No conto ‘Betsy’, de Rubem Fonseca: “O homem permaneceu com Betsy na cama durante toda a sua agonia, acariciando seu corpo, sentindo com tristeza a magreza de suas ancas. No último dia, Betsy, muito quieta, os olhos azuis abertos, fitou o homem com o mesmo olhar de sempre, que indicava o conforto e o prazer produzidos pela presença e pelos carinhos dele. Começou a tremer e ele a abraçou com mais força.”

Na definição de Freud: “Cães amam seus amigos e mordem seus inimigos, bem diferente das pessoas, que são incapazes de sentir amor puro e têm sempre que misturar amor e ódio em suas relações.”

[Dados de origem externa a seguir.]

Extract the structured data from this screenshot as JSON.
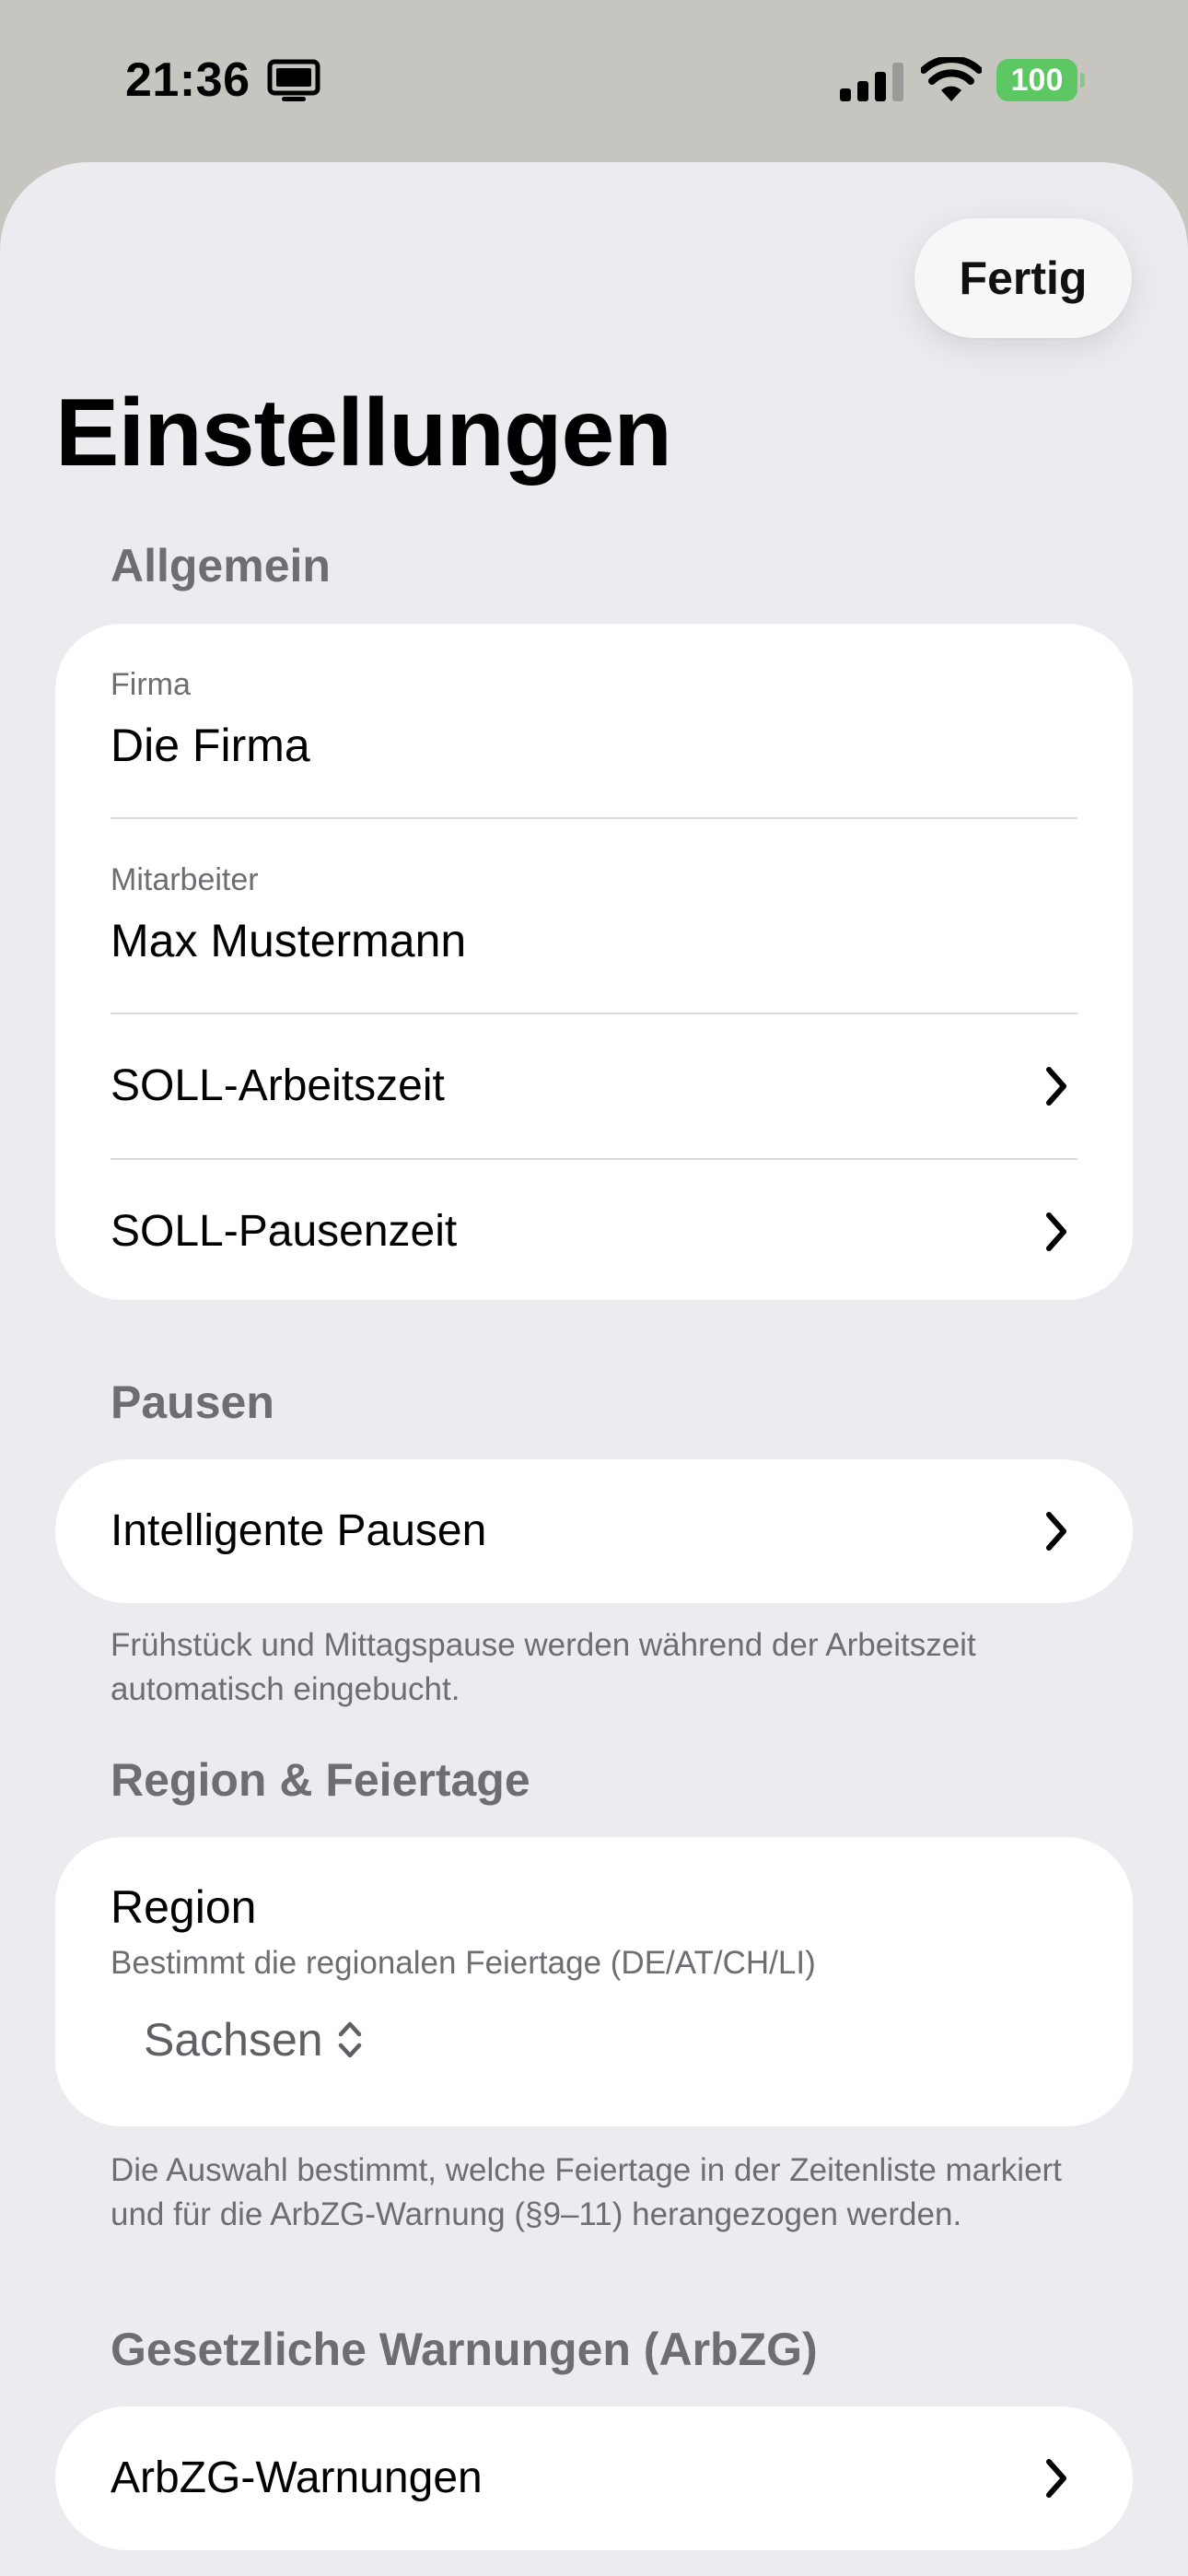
{
  "status_bar": {
    "time": "21:36",
    "battery": "100"
  },
  "sheet": {
    "done_label": "Fertig",
    "title": "Einstellungen"
  },
  "sections": {
    "general": {
      "header": "Allgemein",
      "company_label": "Firma",
      "company_value": "Die Firma",
      "employee_label": "Mitarbeiter",
      "employee_value": "Max Mustermann",
      "target_work_time": "SOLL-Arbeitszeit",
      "target_break_time": "SOLL-Pausenzeit"
    },
    "breaks": {
      "header": "Pausen",
      "smart_breaks": "Intelligente Pausen",
      "footnote": "Frühstück und Mittagspause werden während der Arbeitszeit automatisch eingebucht."
    },
    "region": {
      "header": "Region & Feiertage",
      "title": "Region",
      "description": "Bestimmt die regionalen Feiertage (DE/AT/CH/LI)",
      "selected": "Sachsen",
      "footnote": "Die Auswahl bestimmt, welche Feiertage in der Zeitenliste markiert und für die ArbZG-Warnung (§9–11) herangezogen werden."
    },
    "warnings": {
      "header": "Gesetzliche Warnungen (ArbZG)",
      "arbzg_warnings": "ArbZG-Warnungen"
    }
  },
  "icons": {
    "screen": "tv-icon",
    "signal": "cellular-signal-icon",
    "wifi": "wifi-icon",
    "chevron": "chevron-right-icon",
    "picker": "chevron-up-down-icon"
  },
  "colors": {
    "sheet_background": "#ebebf0",
    "battery": "#5cc763",
    "secondary_text": "#6d6d72"
  }
}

Nas palavras de Napoleão, no ‘Memorial de Santa Helena’, sobre um cão ao lado do cadáver de seu dono, no campo de batalha, gemendo e lambendo seu rosto: “Nunca nada, em nenhum dos meus campos de batalha, me impressionou tanto. Eu havia, sem emoção, ordenado batalhas, que deveriam decidir o futuro do exército; havia visto, com o olho seco, serem executados movimentos que levariam à perda de muitos entre nós; e aqui eu ficava emocionado, ficava perturbado pelos gritos e pela dor de um cão…”

Para o professor Gregory Berns, da Emory University: “A habilidade de experienciar emoções positivas, como amor e apego, significa que cachorros têm um nível de consciência comparável a uma criança humana. E essa habilidade sugere um questionamento à maneira como tratamos os cães.”

Resumindo: tudo que eu havia lido o ouvido antes tinha mais consistência do que a opinião do adestrador. Cujo nome, aliás, era Ariel – que, segundo a piada, não se sabe se é homem, mulher, sereia ou sabão em pó!